February 27, 2026
Open source vs OpenAI
PostmarketOS in 2026-02: generic kernels, bans use of generative AI
Linux phone project bans AI, sparks ‘dinosaur vs future’ flame war
TLDR: PostmarketOS, a niche Linux-on-phones project, just banned generative AI contributions while rolling out new shared kernels to support more devices. The community is split between praising the human-only stance as principled and mocking it as doomed, saying non‑AI projects will be left in the dust.
The tiny but passionate world of Linux phones just dropped a bomb: postmarketOS, a project that puts alternative operating systems on phones and tablets, quietly shipped shiny new “one-size-fits-many” kernels (the tech heart of the system) and a hard ban on generative AI tools. The tech is nice, but the drama? Even nicer.
One camp is cheering like it’s a moral victory parade. Commenters like jonathrg love that postmarketOS is drawing a clear line: no AI-written code, no sneaky chatbot patches, just humans doing the work and owning the result. For them, it’s about trust, transparency, and not turning an open‑source passion project into AI sludge.
The other side is absolutely roasting the decision. mono442 shrugs that it’s “not surprising the whole project isn’t useful for anything” if they refuse AI, while baq predicts that projects like this will become “basically irrelevant” as everyone else speeds ahead on AI autopilot. Meanwhile, egorfine pokes holes in the policy with a deadpan joke: so regular autocomplete is fine, but AI autocomplete is forbidden… and how would you even tell?
Between heartfelt thank‑yous to departing contributors and hype about new kernels, the real show is the comment section: one part ethics debate, one part tech doom, one part pure meme fuel.
Key Points
- •PostmarketOS updated its AI policy to explicitly forbid the use of generative AI in contributions, with a shorter, clearer text.

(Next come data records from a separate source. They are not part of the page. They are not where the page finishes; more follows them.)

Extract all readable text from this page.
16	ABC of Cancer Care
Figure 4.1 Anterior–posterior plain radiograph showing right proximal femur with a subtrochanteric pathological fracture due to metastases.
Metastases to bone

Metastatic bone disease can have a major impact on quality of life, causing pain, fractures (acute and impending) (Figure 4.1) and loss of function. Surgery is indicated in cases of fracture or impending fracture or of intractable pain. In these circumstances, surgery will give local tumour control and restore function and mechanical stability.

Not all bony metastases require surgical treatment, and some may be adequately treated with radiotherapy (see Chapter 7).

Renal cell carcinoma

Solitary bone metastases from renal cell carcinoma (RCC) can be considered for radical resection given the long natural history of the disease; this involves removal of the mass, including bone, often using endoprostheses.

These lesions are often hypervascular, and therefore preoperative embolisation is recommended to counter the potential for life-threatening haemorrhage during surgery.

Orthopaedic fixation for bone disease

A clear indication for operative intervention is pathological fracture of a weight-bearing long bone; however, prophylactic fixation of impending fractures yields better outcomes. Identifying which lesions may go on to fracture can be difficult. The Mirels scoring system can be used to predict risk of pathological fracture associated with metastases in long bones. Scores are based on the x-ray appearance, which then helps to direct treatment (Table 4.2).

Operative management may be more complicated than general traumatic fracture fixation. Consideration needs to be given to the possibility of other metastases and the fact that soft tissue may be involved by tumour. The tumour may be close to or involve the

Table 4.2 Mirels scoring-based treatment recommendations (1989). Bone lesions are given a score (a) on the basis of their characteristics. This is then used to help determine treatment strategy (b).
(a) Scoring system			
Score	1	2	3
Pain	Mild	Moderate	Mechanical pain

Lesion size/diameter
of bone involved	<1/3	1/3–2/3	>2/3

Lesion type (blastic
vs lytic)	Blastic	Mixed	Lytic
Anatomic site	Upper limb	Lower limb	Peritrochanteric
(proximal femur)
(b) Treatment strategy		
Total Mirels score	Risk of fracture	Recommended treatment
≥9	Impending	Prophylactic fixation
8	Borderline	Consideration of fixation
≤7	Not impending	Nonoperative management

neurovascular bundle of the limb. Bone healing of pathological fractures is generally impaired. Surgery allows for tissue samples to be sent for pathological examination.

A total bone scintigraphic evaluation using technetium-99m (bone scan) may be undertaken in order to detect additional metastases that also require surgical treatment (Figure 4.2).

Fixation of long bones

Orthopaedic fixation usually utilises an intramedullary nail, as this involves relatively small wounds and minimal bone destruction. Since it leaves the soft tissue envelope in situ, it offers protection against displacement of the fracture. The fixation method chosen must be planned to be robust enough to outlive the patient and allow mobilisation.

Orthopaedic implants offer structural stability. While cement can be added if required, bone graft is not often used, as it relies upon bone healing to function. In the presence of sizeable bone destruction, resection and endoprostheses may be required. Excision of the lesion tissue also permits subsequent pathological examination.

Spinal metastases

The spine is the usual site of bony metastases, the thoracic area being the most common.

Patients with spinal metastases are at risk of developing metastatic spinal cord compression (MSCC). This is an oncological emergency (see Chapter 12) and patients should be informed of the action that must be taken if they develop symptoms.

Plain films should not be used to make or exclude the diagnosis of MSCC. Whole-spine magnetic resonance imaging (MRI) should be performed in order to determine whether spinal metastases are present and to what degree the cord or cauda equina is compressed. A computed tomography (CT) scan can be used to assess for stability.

- •A proposal (PMCR 0009) to define requirements for the “main” device category is progressing to ensure long-term device reliability.
- •The project introduced generic kernel packages (linux-postmarketos-mainline, -stable, -lts) for broad device support and integrated kernel configuration checks.
- •Contributor changes include Bhushan becoming a Trusted Contributor, while Minecrell and Anton stepped down from TC roles after significant contributions.
- •Cross-project coordination advanced: Stefan joined the GNOME Advisory Board; Clayton and Pablo led extensive technical, governance, and CI efforts.